The SAWA Initiative has been designed for the period 2017-2021. In 2017, it has mobilized EUR 65 million of grant aid, including EUR 35 million from the Peace and Resilience Fund (launched this year to give AFD the means to work on reducing vulnerabilities and preventing crises) and EUR 30 million delegated by the European Commission.
For several years, the region has been the scene of a crisis which has led several million Syrians and Iraqis to flee their homes, causing population displacements both inside and outside their countries. The neighboring countries, receiving a massive influx of refugees, are facing strong social and economic tensions between host and refugee populations. This is especially the case at the local level, where the settlement of refugees leads to overloading essential public services. Syria and Iraq have been subject to massive destructions over the years. One of the major challenges for a sustainable stabilization of the region will lie in the establishment of an inclusive recovery process. This involves not only rebuilding infrastructure, but also developing fairer governance and supporting social cohesion.
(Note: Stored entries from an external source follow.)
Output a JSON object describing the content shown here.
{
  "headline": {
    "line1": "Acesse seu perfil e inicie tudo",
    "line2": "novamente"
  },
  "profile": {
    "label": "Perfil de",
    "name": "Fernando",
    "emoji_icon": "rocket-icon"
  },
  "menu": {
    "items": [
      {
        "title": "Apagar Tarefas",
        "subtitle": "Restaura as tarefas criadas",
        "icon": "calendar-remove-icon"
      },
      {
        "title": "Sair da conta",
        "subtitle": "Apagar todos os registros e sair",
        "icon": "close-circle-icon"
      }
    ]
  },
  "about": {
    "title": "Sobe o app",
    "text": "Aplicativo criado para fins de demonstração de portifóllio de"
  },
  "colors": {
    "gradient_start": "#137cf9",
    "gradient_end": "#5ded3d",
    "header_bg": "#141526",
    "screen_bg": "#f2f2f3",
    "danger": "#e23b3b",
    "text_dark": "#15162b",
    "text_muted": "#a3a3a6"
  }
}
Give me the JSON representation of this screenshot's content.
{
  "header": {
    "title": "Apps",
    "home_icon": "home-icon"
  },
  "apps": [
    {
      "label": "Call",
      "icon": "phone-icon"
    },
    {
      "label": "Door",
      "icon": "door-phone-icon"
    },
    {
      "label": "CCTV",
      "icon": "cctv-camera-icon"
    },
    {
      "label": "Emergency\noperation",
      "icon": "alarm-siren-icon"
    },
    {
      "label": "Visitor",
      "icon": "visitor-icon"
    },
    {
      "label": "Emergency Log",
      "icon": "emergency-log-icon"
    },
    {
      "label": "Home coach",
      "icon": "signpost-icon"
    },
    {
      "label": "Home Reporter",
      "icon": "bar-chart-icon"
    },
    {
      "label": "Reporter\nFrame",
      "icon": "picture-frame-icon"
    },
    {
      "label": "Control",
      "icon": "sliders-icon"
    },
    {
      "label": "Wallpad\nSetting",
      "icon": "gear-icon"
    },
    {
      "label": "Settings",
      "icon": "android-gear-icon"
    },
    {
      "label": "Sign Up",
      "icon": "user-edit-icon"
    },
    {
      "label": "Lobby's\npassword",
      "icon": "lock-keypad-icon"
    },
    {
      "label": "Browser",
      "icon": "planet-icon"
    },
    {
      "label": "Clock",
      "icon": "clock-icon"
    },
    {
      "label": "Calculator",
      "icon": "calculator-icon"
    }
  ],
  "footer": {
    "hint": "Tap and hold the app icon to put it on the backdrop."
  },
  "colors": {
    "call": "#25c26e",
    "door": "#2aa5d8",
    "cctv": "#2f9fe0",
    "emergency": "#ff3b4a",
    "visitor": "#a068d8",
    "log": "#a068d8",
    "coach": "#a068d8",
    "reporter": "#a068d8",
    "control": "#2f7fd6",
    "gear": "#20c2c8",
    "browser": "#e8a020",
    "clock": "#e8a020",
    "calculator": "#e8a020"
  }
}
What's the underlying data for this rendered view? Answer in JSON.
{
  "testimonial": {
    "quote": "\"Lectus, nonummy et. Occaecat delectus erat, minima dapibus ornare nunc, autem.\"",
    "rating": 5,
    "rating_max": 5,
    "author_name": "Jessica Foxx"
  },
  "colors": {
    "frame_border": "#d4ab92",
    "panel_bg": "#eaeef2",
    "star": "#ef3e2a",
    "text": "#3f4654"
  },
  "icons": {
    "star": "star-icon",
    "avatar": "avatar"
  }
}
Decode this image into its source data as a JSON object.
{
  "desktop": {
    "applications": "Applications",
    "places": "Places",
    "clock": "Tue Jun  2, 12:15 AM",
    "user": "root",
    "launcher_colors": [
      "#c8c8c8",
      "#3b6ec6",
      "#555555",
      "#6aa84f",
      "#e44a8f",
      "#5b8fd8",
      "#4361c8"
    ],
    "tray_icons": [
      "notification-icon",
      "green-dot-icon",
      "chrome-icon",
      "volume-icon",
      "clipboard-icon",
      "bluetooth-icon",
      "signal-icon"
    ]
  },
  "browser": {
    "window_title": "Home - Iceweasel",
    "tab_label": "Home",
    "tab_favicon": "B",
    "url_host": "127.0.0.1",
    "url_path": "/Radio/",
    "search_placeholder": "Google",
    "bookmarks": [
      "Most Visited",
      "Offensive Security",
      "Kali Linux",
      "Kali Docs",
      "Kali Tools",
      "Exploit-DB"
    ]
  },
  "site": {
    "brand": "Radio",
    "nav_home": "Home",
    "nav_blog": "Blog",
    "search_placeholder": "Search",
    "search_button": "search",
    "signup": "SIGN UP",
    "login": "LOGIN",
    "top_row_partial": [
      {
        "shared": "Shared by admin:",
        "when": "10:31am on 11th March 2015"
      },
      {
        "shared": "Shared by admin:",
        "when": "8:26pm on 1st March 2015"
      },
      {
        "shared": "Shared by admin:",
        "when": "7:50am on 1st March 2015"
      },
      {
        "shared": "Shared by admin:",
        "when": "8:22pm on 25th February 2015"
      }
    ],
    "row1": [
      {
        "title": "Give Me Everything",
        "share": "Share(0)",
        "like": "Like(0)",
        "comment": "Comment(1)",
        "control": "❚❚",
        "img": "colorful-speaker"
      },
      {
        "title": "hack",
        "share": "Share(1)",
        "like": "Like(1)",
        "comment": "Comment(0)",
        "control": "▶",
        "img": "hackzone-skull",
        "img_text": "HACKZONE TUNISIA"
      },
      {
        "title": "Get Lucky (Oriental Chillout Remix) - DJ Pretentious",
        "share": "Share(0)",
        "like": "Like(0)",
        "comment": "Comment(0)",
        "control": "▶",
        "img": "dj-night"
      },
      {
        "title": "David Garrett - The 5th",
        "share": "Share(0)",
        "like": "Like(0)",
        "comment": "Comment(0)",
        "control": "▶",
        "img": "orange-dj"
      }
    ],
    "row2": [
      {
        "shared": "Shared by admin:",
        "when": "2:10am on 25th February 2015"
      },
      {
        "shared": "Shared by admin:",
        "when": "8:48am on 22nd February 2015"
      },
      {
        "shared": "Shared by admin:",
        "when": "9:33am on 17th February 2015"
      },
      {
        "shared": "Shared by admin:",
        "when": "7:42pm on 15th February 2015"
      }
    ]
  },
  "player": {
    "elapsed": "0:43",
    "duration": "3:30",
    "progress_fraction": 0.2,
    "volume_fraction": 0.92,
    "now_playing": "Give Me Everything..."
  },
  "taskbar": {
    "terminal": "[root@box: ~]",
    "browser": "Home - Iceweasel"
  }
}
SAWA, a new ambition for its actions in areas in crisis
In this context, AFD has launched the SAWA Initiative, which will focus on two priorities:
- An improvement of living conditions for the most vulnerable populations by providing access to essential services. The continuous population increase in urban areas hosting massive numbers of refugees (Northern Jordan, South-east and large cities in Turkey, nationwide in Lebanon) has put under pressure municipal infrastructure and services, including waste management, access to drinking water, electricity, urban development and health services. AFD aims to help these areas improve access to these essential services.
- Economic, social and political integration for the most vulnerable young people through education, vocational training and employment. Access to education and vocational training is a major challenge: in terms of social integration of refugees in host countries; in terms of contribution to the development of host communities; and in the long-term, in terms of economic and social reconstruction of post-conflict Syria. It implies integrating children in the education system and improving the employability of the most vulnerable young people, for which the unemployment rate is particularly high. In Iraq, the challenge will be to ensure that reconstruction activities create employment in order to encourage the return of displaced populations and the restauration of the local economic fabric. The Initiative’s actions will promote social cohesion and the participation of young people in public life, especially at the local level.
“SAWA” means “together” in Arabic – reflecting the issue of social cohesion in the region, as well as the partnership ambition of this commitment, which will conduct consistent operations adapted to the regional challenges. This Initiative aims to ensure an effective coordination between emergency humanitarian operations and development actions, to work for social cohesion between host and refugee populations, and to strengthen actors at the local level, in line with the national policy framework.
AFD is introducing a new ambition for its actions in areas in crisis. Breaking with the intervention-by-country logic, the Initiatives are characterized by the will to act at the scale of the crisis zones, taken as a whole. AFD is mobilizing local and international actors to ensure a response to the needs of the populations – a prerequisite for strengthening peace in these areas.